Having the proper diet before and after a workout will help replenish nutrients and help you recover better from your exercise. So, be sure to look over my previous post about the Best Things to Eat and Drink Before and After a Workout for some good foods to chow down on.
Great Exercises to Do While Pregnant
Aerobic exercises like walking, swimming, biking (on a stationary bike), running, using an elliptical machine, doing Zumba, yoga, Pilates, and so on are perfect exercises while you are pregnant. They are also low-impact exercises. Weight training is also good, as are certain exercises like squats that work to strengthen that pelvis floor in preparation for childbirth, like squats.. As long as you feel comfortable doing the exercises and routines, and are okayed by your doctor to them, go have fun and be active.

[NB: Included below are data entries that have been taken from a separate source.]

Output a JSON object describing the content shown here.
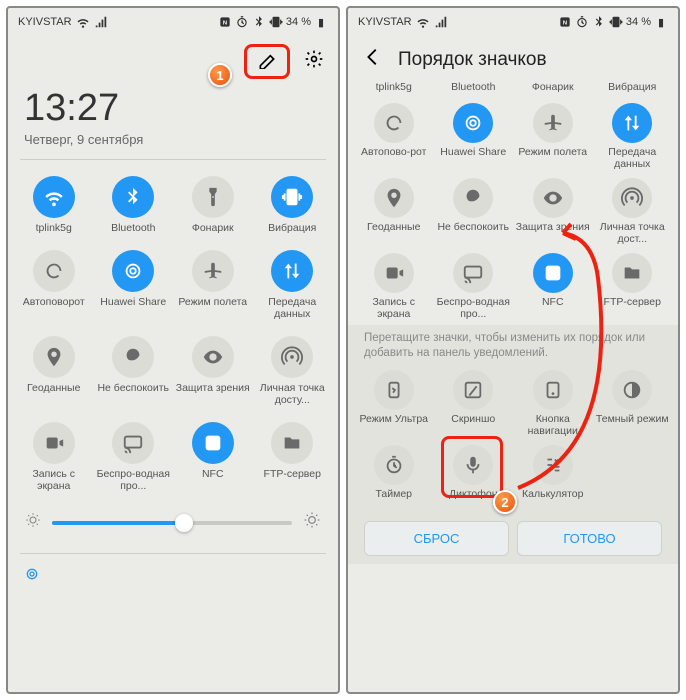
{
  "statusbar": {
    "carrier": "KYIVSTAR",
    "battery": "34 %"
  },
  "left": {
    "time": "13:27",
    "date": "Четверг, 9 сентября",
    "tiles": [
      {
        "label": "tplink5g",
        "icon": "wifi",
        "on": true
      },
      {
        "label": "Bluetooth",
        "icon": "bluetooth",
        "on": true
      },
      {
        "label": "Фонарик",
        "icon": "flashlight",
        "on": false
      },
      {
        "label": "Вибрация",
        "icon": "vibrate",
        "on": true
      },
      {
        "label": "Автоповорот",
        "icon": "rotate",
        "on": false
      },
      {
        "label": "Huawei Share",
        "icon": "share",
        "on": true
      },
      {
        "label": "Режим полета",
        "icon": "airplane",
        "on": false
      },
      {
        "label": "Передача данных",
        "icon": "data",
        "on": true
      },
      {
        "label": "Геоданные",
        "icon": "location",
        "on": false
      },
      {
        "label": "Не беспокоить",
        "icon": "dnd",
        "on": false
      },
      {
        "label": "Защита зрения",
        "icon": "eye",
        "on": false
      },
      {
        "label": "Личная точка досту...",
        "icon": "hotspot",
        "on": false
      },
      {
        "label": "Запись с экрана",
        "icon": "record",
        "on": false
      },
      {
        "label": "Беспро-водная про...",
        "icon": "cast",
        "on": false
      },
      {
        "label": "NFC",
        "icon": "nfc",
        "on": true
      },
      {
        "label": "FTP-сервер",
        "icon": "ftp",
        "on": false
      }
    ]
  },
  "right": {
    "title": "Порядок значков",
    "hint": "Перетащите значки, чтобы изменить их порядок или добавить на панель уведомлений.",
    "top_tiles_row0": [
      {
        "label": "tplink5g"
      },
      {
        "label": "Bluetooth"
      },
      {
        "label": "Фонарик"
      },
      {
        "label": "Вибрация"
      }
    ],
    "tiles": [
      {
        "label": "Автопово-рот",
        "icon": "rotate",
        "on": false
      },
      {
        "label": "Huawei Share",
        "icon": "share",
        "on": true
      },
      {
        "label": "Режим полета",
        "icon": "airplane",
        "on": false
      },
      {
        "label": "Передача данных",
        "icon": "data",
        "on": true
      },
      {
        "label": "Геоданные",
        "icon": "location",
        "on": false
      },
      {
        "label": "Не беспокоить",
        "icon": "dnd",
        "on": false
      },
      {
        "label": "Защита зрения",
        "icon": "eye",
        "on": false
      },
      {
        "label": "Личная точка дост...",
        "icon": "hotspot",
        "on": false
      },
      {
        "label": "Запись с экрана",
        "icon": "record",
        "on": false
      },
      {
        "label": "Беспро-водная про...",
        "icon": "cast",
        "on": false
      },
      {
        "label": "NFC",
        "icon": "nfc",
        "on": true
      },
      {
        "label": "FTP-сервер",
        "icon": "ftp",
        "on": false
      }
    ],
    "lower_tiles": [
      {
        "label": "Режим Ультра",
        "icon": "ultra"
      },
      {
        "label": "Скриншо",
        "icon": "screenshot"
      },
      {
        "label": "Кнопка навигации",
        "icon": "navbtn"
      },
      {
        "label": "Темный режим",
        "icon": "dark"
      },
      {
        "label": "Таймер",
        "icon": "timer"
      },
      {
        "label": "Диктофон",
        "icon": "mic"
      },
      {
        "label": "Калькулятор",
        "icon": "calc"
      }
    ],
    "reset": "СБРОС",
    "done": "ГОТОВО"
  },
  "callouts": {
    "1": "1",
    "2": "2"
  }
}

If you have a hard time getting out of your house to workout and lack adequate workout materials at home (aka a home gym), then here are some other resources to look into:
- Pregnancy-specific workout videos from the library or that can be borrowed from a friend
- Non pregnancy-specific workout videos that offer modifications (Amazon Prime offers exercise videos).
- Youtube Pregnancy Exercise Routines
- Workouts you can find on Pinterest (search fit pregnancy and pregnancy workouts)
But, walking around Target for 30 minutes can can count toward your exercise goals during pregnancy, too.
What is your favorite exercise to do while pregnant? Have you had a fit pregnancy before? Has it made a difference?